From the USDA Forest Service:

Urban Tree Canopy (UTC) refers to the layer of tree leaves, branches, and stems that provide tree coverage of the ground when viewed from above. Today, many communities are planting trees in an effort to become more sustainable and livable. Improving a city’s urban tree canopy can have numerous benefits, including reducing summer peak temperatures and air pollution, enhancing property values, providing wildlife habitat, providing aesthetic benefits, and improving social ties among neighbors. A robust tree canopy can also attract businesses and residents.

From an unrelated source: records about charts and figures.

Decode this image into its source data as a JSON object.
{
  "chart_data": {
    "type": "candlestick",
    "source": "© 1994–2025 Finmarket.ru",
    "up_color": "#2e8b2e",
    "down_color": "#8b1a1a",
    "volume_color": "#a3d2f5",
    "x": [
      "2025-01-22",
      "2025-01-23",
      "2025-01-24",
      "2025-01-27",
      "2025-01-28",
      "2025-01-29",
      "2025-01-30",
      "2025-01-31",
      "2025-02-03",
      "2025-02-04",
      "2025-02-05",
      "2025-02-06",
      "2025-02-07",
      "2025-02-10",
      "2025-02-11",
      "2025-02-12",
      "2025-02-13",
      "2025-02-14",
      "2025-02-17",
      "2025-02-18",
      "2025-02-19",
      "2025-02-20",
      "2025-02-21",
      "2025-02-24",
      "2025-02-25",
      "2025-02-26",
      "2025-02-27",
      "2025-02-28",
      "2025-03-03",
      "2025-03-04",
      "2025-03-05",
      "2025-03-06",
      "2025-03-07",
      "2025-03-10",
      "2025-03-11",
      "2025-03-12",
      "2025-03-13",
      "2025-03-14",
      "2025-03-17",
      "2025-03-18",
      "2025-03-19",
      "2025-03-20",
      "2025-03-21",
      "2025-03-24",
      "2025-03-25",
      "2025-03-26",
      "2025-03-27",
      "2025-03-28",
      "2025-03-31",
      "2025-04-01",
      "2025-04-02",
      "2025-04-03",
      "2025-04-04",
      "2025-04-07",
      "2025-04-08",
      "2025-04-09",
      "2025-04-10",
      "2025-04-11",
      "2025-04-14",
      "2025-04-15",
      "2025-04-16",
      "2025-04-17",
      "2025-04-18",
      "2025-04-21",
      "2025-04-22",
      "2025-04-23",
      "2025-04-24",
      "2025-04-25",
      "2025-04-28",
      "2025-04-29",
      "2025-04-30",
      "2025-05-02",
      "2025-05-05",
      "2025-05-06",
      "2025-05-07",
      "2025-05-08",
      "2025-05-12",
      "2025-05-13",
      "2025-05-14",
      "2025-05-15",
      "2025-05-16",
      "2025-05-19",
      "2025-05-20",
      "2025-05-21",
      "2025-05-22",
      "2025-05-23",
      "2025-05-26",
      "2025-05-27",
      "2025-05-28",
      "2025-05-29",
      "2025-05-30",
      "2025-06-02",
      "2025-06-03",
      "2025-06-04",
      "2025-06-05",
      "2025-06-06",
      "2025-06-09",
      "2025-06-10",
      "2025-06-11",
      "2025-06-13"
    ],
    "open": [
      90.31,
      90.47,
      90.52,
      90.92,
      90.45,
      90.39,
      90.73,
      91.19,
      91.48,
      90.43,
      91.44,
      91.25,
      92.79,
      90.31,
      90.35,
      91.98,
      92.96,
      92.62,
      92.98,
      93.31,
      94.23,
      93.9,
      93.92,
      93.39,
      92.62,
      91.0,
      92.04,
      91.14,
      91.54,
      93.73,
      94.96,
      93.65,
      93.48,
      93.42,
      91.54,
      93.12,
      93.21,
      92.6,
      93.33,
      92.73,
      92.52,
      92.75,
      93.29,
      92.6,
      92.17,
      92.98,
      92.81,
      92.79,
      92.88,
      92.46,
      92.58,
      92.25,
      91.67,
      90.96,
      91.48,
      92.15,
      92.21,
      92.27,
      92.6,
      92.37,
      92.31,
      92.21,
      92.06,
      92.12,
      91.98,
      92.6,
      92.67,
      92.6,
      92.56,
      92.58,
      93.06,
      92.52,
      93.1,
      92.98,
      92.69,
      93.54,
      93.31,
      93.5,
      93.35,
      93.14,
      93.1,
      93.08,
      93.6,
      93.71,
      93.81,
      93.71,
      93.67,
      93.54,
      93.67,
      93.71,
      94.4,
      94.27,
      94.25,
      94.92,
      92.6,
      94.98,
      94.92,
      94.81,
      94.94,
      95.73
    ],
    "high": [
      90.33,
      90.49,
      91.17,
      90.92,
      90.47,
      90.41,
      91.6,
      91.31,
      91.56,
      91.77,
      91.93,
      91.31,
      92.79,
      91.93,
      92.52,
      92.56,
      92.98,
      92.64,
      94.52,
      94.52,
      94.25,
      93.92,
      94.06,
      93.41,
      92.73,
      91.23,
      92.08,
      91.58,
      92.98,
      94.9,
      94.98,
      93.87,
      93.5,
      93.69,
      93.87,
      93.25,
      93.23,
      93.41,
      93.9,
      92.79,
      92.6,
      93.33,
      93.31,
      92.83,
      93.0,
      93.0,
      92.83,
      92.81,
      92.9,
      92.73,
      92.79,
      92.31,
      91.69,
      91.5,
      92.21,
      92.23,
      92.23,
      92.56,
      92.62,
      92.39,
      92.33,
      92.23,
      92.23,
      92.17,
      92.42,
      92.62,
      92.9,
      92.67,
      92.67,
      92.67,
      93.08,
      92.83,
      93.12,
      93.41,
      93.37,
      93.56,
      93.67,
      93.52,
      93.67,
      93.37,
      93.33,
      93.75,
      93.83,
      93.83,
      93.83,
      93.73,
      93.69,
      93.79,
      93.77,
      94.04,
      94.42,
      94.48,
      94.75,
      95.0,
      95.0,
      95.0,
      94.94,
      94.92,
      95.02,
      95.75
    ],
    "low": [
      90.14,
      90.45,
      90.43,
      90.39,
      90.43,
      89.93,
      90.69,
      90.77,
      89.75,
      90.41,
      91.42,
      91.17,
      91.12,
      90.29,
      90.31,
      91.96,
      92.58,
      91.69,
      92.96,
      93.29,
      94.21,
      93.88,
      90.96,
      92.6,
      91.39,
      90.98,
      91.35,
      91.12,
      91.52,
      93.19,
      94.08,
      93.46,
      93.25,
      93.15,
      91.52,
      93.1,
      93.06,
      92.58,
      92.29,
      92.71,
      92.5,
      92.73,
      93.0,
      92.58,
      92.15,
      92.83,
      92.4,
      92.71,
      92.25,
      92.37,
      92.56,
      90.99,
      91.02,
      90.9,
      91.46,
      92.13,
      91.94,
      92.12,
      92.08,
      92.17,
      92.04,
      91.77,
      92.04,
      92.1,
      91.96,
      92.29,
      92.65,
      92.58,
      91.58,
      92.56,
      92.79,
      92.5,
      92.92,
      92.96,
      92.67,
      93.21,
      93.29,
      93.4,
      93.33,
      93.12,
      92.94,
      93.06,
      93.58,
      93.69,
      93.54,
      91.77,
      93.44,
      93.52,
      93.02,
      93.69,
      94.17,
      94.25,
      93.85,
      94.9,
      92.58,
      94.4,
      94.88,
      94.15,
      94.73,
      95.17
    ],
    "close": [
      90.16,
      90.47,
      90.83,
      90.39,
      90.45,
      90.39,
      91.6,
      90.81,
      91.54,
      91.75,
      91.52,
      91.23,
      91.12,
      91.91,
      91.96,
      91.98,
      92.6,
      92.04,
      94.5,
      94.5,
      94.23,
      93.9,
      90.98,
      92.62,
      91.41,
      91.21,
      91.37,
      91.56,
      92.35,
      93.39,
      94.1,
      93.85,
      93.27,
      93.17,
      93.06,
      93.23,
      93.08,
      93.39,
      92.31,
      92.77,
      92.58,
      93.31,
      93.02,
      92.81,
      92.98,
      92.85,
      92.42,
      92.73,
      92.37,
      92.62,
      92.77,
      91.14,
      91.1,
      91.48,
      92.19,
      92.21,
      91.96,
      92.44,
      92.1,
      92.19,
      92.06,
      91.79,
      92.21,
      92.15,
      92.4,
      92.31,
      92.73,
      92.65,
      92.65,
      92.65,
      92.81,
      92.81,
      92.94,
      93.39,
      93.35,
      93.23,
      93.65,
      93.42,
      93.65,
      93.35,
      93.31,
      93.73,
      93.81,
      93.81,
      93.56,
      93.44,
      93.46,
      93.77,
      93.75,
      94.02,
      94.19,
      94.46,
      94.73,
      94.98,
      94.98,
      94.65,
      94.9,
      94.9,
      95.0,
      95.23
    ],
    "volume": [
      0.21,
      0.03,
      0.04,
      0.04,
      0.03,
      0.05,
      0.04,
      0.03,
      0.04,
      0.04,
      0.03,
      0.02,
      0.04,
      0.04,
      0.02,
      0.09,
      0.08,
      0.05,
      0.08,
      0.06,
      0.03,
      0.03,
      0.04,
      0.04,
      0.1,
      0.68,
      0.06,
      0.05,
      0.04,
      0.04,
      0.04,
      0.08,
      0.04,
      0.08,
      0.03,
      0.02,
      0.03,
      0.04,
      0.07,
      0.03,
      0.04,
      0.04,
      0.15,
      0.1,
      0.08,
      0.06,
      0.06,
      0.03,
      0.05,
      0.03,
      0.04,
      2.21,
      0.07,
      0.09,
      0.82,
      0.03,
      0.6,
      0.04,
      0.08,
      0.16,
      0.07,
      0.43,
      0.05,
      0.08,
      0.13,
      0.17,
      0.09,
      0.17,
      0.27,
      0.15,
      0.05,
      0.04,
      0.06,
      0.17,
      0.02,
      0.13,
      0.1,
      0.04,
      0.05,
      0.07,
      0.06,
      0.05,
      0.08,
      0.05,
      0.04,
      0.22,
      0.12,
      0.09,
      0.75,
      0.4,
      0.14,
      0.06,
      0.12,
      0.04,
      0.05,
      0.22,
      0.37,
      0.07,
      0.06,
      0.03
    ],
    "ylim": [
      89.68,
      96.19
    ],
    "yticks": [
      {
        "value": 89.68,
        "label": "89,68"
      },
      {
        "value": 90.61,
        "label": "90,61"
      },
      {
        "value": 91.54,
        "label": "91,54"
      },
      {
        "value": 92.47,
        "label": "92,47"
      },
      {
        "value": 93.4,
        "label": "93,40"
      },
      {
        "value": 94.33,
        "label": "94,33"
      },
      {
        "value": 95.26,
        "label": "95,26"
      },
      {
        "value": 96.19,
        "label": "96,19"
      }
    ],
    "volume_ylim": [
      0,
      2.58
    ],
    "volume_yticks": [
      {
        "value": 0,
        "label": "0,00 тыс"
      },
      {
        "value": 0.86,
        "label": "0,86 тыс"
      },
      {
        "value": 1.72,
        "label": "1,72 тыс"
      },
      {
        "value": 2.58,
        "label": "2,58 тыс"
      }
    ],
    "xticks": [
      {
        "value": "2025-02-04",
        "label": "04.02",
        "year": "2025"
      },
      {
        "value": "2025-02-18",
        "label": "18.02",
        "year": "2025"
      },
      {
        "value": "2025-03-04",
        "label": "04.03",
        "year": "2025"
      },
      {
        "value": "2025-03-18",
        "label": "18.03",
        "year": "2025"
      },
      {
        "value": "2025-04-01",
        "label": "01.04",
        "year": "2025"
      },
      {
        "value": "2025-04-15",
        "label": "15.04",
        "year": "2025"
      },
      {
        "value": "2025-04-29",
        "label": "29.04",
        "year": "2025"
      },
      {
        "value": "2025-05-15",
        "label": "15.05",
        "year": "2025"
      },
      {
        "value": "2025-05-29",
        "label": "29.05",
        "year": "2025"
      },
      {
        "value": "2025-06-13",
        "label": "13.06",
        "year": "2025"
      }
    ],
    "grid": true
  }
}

Pic from USDA Forest Service

San Diego needs a lot more trees, especially the type that provides a canopy. The difference is stark between older neighborhoods (think Golden Hill) vs newer suburban neighborhoods. The lack of trees is especially noticeable in my district (D5).

Personally, I find places with tree canopies to be noticeably cooler during the summer. In places with urban heat islands, the tree canopy provides relief.

I’ve linked the current Urban Forestry Program: 5 year plan.

If you wanted to nerd out on ArcGis: View our tree canopy here.

The City of San Diego added one Urban Forester within the past few years. That’s one person for a huge city with little funding allocated.

When it comes to planting and maintaining trees in our region there are some key areas to address:

  1. Workforce development to properly train folks how & when to plant trees
  2. Community education on benefits of trees, cost, & frequency of watering
  3. Funding and public-private partnerships to get it done.

Tree San Diego and the City have relied heavily on CALFIRE grants to plant and water trees. We should do more as a City. There is a huge opportunity for jobs, reduction in energy use, and increased quality of life. The two biggest gaps I see are lack of watering comprehension and lack of trees planted on private property.

Does planting more trees make neighborhoods more susceptible to fire?

I thought this ought to be addressed. The short answer is: It does if they aren’t maintained and the trees fall on power lines. That is how many of the recent fires started up-and-down the state. So what should we do?

Step 1: defensible space around all structures

Step 2: maintain trees properly, and promptly remove dead or dying trees, which become fire fuel

Step 3: Get rid of investor owned utilities

Also, read this: Want to Fireproof your house?

I will ensure the Urban Forestry program gets increased funding, staffing time, and effort. San Diego needs to generate a strong long-range plan to achieve stated goals.

We should look at examples of places that have done it well: Sacramento has excellent programs of tree giveaways. They mastered planting trees and shifting community consciousness.

We also have to look introspectively at our personal relationships with trees. As a kid, I thought it was odd that my dad grew trees and vegetables in our backyard, until I realized other Chinese families did this as well. There’s an established internal relationship with nature that my dad inherited from his childhood.

I hope our tree culture and best practices become something worth passing down to future generations.